Subscribe to our Telegram channel for the latest stories and updates.
[UPDATE: LHDN says that they are working with JPN, and the National Cyber Security Agency (NACSA) of the National Security Council (MKN), to investigate the matter.
LHDN also denies that the data was obtained from their their website and said in a statement that it is data from an API used by myIDENTITY which is under JPN’s supervision.]

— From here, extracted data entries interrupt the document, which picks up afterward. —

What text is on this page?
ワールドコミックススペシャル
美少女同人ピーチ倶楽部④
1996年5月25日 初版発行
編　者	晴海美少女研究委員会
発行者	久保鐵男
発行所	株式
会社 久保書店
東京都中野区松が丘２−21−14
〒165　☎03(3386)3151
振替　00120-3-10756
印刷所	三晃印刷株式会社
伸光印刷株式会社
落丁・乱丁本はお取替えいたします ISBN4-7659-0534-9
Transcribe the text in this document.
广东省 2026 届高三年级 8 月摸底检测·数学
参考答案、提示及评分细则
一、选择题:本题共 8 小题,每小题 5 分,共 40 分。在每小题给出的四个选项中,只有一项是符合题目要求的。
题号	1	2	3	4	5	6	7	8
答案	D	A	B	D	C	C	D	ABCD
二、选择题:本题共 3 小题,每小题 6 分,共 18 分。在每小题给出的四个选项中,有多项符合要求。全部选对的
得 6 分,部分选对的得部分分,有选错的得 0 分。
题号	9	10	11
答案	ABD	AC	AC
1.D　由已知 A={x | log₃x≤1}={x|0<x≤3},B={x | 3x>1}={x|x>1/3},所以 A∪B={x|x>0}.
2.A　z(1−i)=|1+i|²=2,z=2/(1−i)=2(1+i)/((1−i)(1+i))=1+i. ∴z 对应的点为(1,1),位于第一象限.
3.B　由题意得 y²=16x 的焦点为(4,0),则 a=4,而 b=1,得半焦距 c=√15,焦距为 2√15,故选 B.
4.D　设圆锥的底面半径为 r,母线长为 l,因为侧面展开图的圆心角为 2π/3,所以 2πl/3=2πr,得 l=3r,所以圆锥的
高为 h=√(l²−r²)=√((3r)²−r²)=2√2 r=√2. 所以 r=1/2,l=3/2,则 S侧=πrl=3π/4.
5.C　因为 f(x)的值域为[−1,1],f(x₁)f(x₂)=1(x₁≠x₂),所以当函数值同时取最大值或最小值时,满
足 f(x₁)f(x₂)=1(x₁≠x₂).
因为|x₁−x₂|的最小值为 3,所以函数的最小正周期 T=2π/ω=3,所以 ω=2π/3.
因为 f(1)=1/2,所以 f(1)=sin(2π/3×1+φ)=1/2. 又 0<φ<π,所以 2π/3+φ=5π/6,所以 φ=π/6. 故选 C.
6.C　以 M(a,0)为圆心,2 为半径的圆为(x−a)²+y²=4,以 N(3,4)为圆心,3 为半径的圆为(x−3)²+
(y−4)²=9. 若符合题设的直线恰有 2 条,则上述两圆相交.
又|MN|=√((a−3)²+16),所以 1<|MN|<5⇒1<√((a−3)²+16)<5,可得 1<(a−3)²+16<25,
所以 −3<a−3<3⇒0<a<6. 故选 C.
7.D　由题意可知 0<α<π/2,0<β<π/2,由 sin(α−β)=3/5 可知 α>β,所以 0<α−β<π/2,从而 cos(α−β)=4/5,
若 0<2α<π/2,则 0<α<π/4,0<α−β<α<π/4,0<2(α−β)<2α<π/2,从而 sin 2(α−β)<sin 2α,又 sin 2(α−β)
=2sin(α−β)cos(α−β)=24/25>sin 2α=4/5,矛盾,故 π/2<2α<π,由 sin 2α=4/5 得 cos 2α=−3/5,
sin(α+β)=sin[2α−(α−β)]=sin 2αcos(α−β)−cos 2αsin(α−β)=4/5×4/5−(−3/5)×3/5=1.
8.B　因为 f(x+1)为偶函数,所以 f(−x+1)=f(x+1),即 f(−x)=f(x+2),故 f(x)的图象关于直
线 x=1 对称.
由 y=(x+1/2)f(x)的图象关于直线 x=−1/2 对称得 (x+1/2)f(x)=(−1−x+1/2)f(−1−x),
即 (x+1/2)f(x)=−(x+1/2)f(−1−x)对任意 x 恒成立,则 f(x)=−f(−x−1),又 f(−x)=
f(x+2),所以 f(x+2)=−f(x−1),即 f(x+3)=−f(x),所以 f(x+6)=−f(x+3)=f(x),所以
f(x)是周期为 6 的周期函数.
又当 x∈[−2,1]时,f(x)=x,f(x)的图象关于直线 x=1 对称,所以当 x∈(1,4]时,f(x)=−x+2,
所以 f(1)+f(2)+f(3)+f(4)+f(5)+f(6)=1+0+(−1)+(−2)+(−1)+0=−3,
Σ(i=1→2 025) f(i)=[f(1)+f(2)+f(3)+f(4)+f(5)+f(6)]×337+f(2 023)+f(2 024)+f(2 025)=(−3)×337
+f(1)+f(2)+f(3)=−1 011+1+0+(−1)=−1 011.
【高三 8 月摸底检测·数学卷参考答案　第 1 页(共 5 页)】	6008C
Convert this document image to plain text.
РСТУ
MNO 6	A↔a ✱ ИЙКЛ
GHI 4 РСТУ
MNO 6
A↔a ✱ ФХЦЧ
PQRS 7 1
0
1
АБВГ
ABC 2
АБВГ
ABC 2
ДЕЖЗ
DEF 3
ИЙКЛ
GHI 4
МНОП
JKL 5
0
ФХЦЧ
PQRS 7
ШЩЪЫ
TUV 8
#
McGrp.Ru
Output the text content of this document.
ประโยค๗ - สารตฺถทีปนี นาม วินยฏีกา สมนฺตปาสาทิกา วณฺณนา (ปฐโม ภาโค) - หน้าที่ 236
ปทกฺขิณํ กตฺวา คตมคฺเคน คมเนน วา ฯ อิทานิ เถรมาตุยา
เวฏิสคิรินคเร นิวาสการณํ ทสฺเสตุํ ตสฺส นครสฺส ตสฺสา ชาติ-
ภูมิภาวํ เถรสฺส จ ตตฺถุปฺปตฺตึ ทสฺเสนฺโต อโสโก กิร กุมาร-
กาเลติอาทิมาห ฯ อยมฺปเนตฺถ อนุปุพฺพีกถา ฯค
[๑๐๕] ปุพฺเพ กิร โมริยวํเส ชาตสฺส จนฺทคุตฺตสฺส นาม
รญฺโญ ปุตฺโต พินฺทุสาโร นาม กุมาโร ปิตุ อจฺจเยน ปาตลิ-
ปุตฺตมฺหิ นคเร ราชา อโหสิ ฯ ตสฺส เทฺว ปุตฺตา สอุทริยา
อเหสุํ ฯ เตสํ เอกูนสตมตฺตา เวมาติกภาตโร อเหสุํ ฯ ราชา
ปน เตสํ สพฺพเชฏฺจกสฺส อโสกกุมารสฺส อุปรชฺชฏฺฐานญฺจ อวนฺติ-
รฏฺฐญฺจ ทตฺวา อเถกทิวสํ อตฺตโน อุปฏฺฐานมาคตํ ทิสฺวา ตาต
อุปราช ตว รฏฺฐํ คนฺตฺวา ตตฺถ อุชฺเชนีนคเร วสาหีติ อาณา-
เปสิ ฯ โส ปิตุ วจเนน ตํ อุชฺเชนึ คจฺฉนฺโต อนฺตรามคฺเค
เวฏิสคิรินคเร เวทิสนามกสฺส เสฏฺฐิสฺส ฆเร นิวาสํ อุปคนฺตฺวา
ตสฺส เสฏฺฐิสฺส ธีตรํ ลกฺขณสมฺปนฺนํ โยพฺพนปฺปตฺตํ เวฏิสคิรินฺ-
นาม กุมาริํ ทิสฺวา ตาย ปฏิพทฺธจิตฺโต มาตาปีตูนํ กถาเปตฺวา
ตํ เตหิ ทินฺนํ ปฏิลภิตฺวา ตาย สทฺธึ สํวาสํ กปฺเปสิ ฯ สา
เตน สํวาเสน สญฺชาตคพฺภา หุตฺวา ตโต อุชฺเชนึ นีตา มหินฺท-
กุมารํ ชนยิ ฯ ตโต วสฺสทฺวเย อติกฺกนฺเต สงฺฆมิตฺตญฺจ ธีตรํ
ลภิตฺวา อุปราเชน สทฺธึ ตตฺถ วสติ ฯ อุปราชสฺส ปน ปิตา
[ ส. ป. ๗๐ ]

Important information such as full names, NRIC numbers, mailing and permanent addresses, mobile numbers, and e-mail addresses of an estimated 4 million Malaysians are said to be on sale thanks to a data leak.
The database is said to have belonged to the National Registration Department (JPN) and was obtained from the Inland Revenue Board’s (LHDN) website through an application programming interface (API), reported Low Yat.
It is said to contain data of Malaysians born between 1979 and 1998.
The API was meant for the national data-sharing platform, myIDENTITY that was launched nine years ago. It is a centralised database of personal details shared by 10 agencies across the government.
Local Intrusion Analyst, Adnan Shukor pointed out that the 31.8GB file that made up the database is currently on sale on a marketplace forum by a seller who has done this twice before.
4 juta data peribadi rakyat Malaysia diiklan untuk jualan. Dikatakan data dari API myIDENTITY pic.twitter.com/UboJAwPlnC— Adnan (xanda) Mohd Shukor (@xanda) September 27, 2021
Previously the seller listed databases that are said to have come from the local e-commerce platform Ifmal and the Election Commission of Malaysia (SPR).
Unlike previous listings, the seller put a price tag of 0.2 Bitcoins (BTC) or approximately RM35,500.
All that said, the authenticity of the database has not been verified, and as of yet, neither JPN nor LHDN have commented on the matter.